Someone in this plight can so easily be pitied. But for the people who lived these lives, because the abuse was their norm, they had to get on with it. It was a constant battle for self-preservation, even for Solomon. That's what his story is about. It's about trying to preserve his soul, his spirit, and so it was for everyone else. And even within the confines of slavery, she still has agency of her own life, despite the fact she's someone else's property. And so for me, discovering or coming up with the idea of making the cornhusk dolls was an externalization of that part of her that couldn't be enslaved.


You thought of making the dolls?
Yeah, a few days before we started shooting. I was just daydreaming about Patsey. The slaves did have some time to themselves on Sunday, although that was the day that they had to do all their chores to prepare for the rest of the week, but in the moment to herself, what would she do? And so she had these incredible nimble fingers to pick 500 pounds of cotton a day, and I thought, maybe she has that kind of artistic sensibility. So I thought it would be cool if she made cornhusk dolls. The next day I met up with Steve and we were talking about the role and I offered it, and he loved the idea and immediately got the art department to supply me with cornhusk.


What was the most harrowing scene for you to shoot?
The hardest scene, and it took me totally by surprise, was the scene right after the whipping, where her wounds were being attended to. I was like oh I just get to lie down, and they attend to these wounds, and I react. We did shoot the whipping scene before that, and so I was like, this will be easier than everything else I've just done.
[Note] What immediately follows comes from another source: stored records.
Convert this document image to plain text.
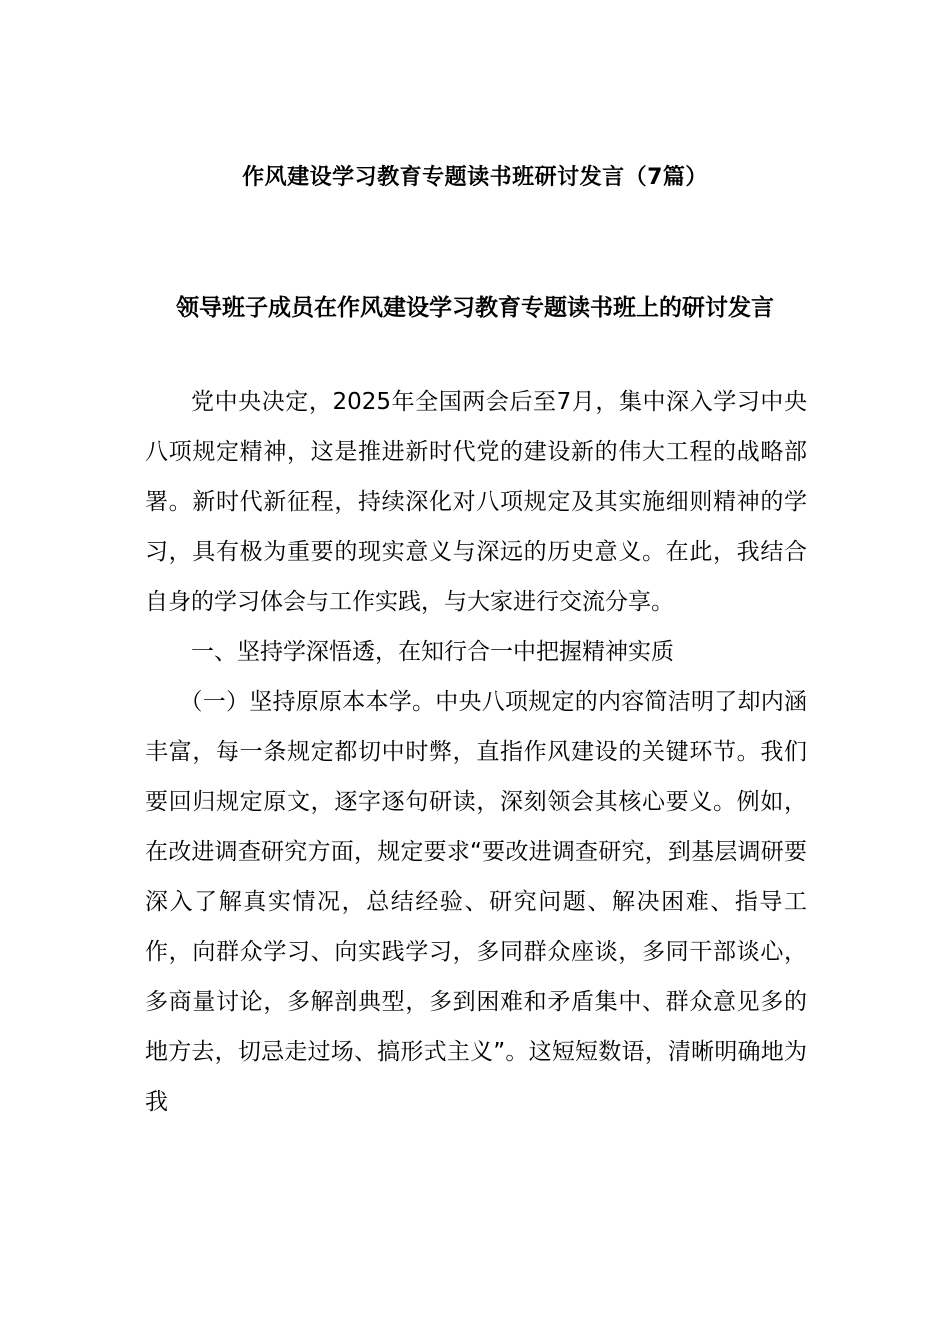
作风建设学习教育专题读书班研讨发言（7篇）
领导班子成员在作风建设学习教育专题读书班上的研讨发言

党中央决定，2025年全国两会后至7月，集中深入学习中央八项规定精神，这是推进新时代党的建设新的伟大工程的战略部署。新时代新征程，持续深化对八项规定及其实施细则精神的学习，具有极为重要的现实意义与深远的历史意义。在此，我结合自身的学习体会与工作实践，与大家进行交流分享。

一、坚持学深悟透，在知行合一中把握精神实质

（一）坚持原原本本学。中央八项规定的内容简洁明了却内涵丰富，每一条规定都切中时弊，直指作风建设的关键环节。我们要回归规定原文，逐字逐句研读，深刻领会其核心要义。例如，在改进调查研究方面，规定要求“要改进调查研究，到基层调研要深入了解真实情况，总结经验、研究问题、解决困难、指导工作，向群众学习、向实践学习，多同群众座谈，多同干部谈心，多商量讨论，多解剖典型，多到困难和矛盾集中、群众意见多的地方去，切忌走过场、搞形式主义”。这短短数语，清晰明确地为我
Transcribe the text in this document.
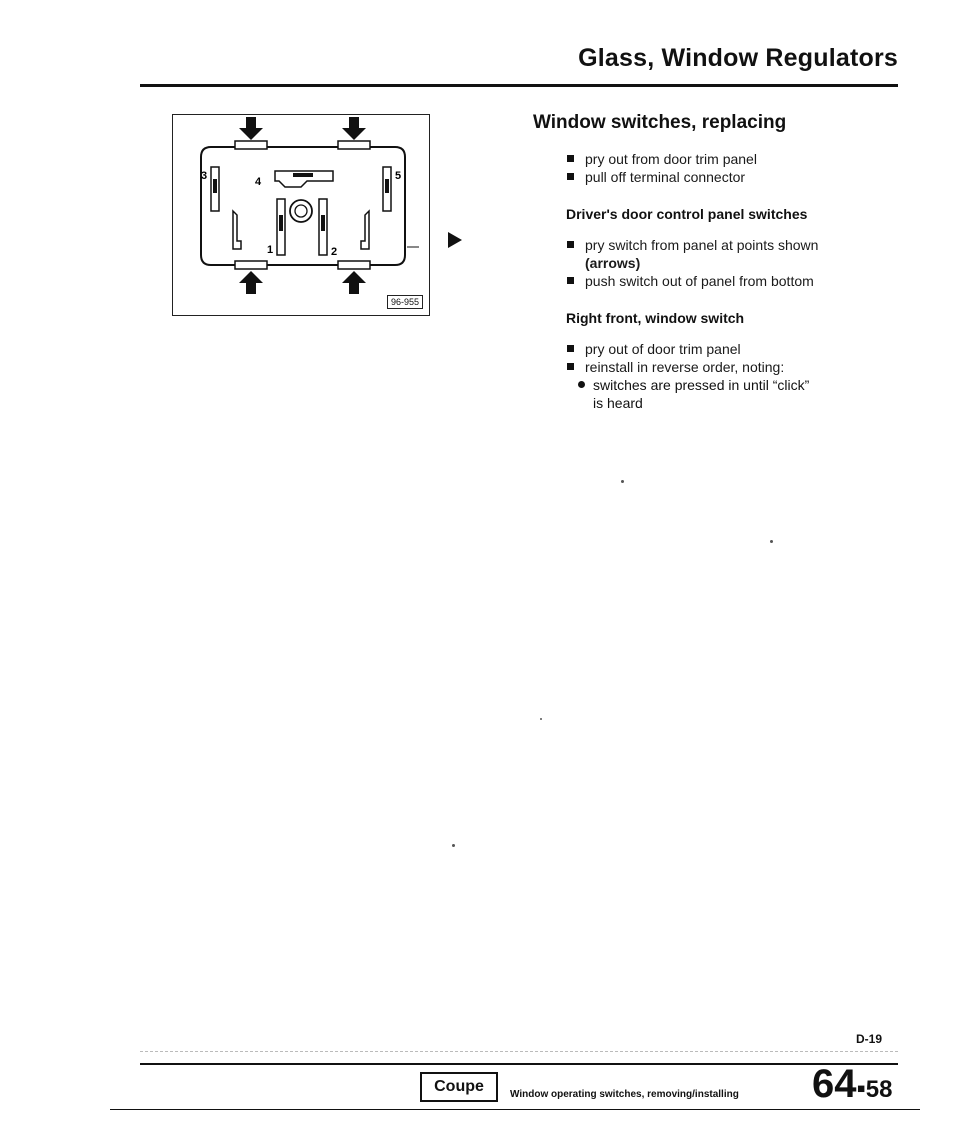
Glass, Window Regulators
3	4	5
1	2
96-955
Window switches, replacing
pry out from door trim panel
pull off terminal connector
Driver's door control panel switches
pry switch from panel at points shown
(arrows)
push switch out of panel from bottom
Right front, window switch
pry out of door trim panel
reinstall in reverse order, noting:
switches are pressed in until “click”
is heard
D-19
Coupe	Window operating switches, removing/installing 64▪58
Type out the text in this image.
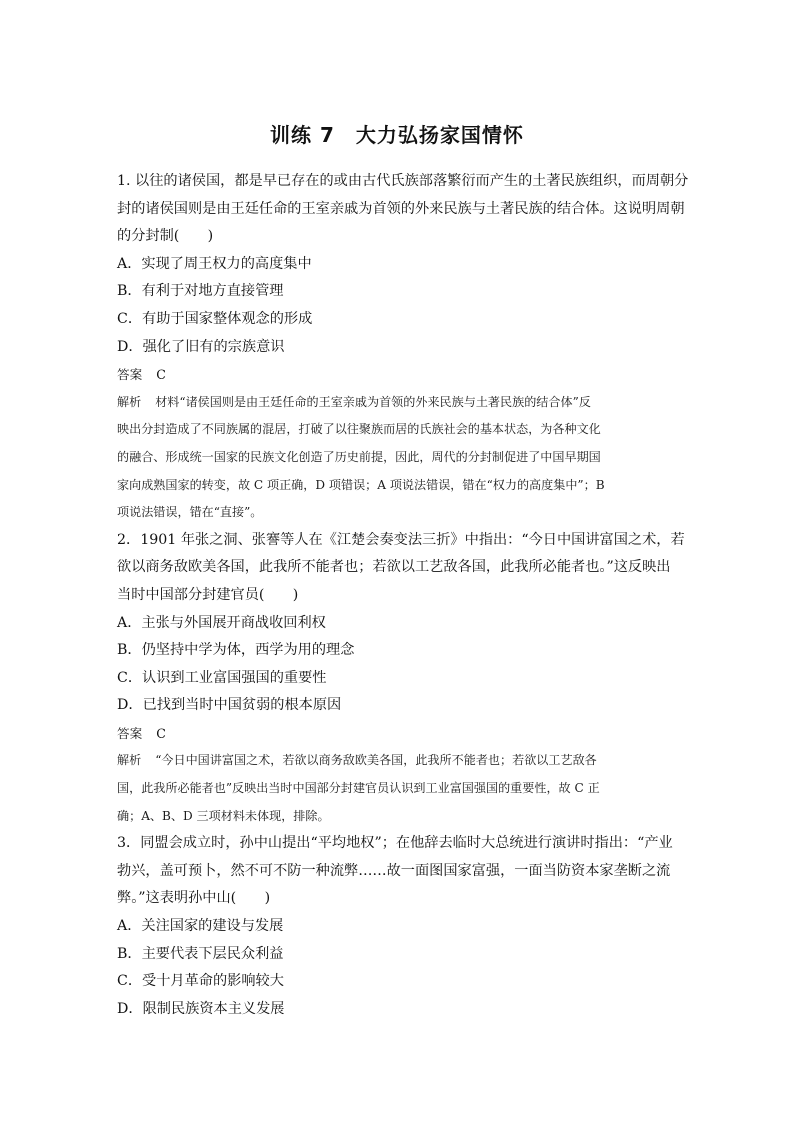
训练 7　大力弘扬家国情怀
1. 以往的诸侯国，都是早已存在的或由古代氏族部落繁衍而产生的土著民族组织，而周朝分
封的诸侯国则是由王廷任命的王室亲戚为首领的外来民族与土著民族的结合体。这说明周朝
的分封制(　　)
A．实现了周王权力的高度集中
B．有利于对地方直接管理
C．有助于国家整体观念的形成
D．强化了旧有的宗族意识
答案 C
解析 材料“诸侯国则是由王廷任命的王室亲戚为首领的外来民族与土著民族的结合体”反
映出分封造成了不同族属的混居，打破了以往聚族而居的氏族社会的基本状态，为各种文化
的融合、形成统一国家的民族文化创造了历史前提，因此，周代的分封制促进了中国早期国
家向成熟国家的转变，故 C 项正确，D 项错误；A 项说法错误，错在“权力的高度集中”；B
项说法错误，错在“直接”。
2．1901 年张之洞、张謇等人在《江楚会奏变法三折》中指出：“今日中国讲富国之术，若
欲以商务敌欧美各国，此我所不能者也；若欲以工艺敌各国，此我所必能者也。”这反映出
当时中国部分封建官员(　　)
A．主张与外国展开商战收回利权
B．仍坚持中学为体，西学为用的理念
C．认识到工业富国强国的重要性
D．已找到当时中国贫弱的根本原因
答案 C
解析 “今日中国讲富国之术，若欲以商务敌欧美各国，此我所不能者也；若欲以工艺敌各
国，此我所必能者也”反映出当时中国部分封建官员认识到工业富国强国的重要性，故 C 正
确；A、B、D 三项材料未体现，排除。
3．同盟会成立时，孙中山提出“平均地权”；在他辞去临时大总统进行演讲时指出：“产业
勃兴，盖可预卜，然不可不防一种流弊……故一面图国家富强，一面当防资本家垄断之流
弊。”这表明孙中山(　　)
A．关注国家的建设与发展
B．主要代表下层民众利益
C．受十月革命的影响较大
D．限制民族资本主义发展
But in that moment when Patsey looks up at Solomon, at Platt, it just broke my heart.


I understand you were costumed in the actual clothes of the slaves?
The costume designer is just a genius, and she gave me the clothes and she informed me that they were real from real women who were once slaves, and the detail, the patchwork of them, these were clothes that had been worn and re-worn and torn and re-sewn, so it was just a whole tapestry of history that I was draped with. It took me there, you know, that's the power of costume and setting, that they help you do your work.


As a Kenyan, how does it feel to look at American history one-step removed?
I think for me, I felt so privileged to have the opportunity to take this history personally. I would never have engaged with slavery in this kind of intimate way if I didn't have this story to tell. People don't really talk about slavery. So I think that's the brilliance of this film – it's bringing this history into the present, because it needs to be dealt with.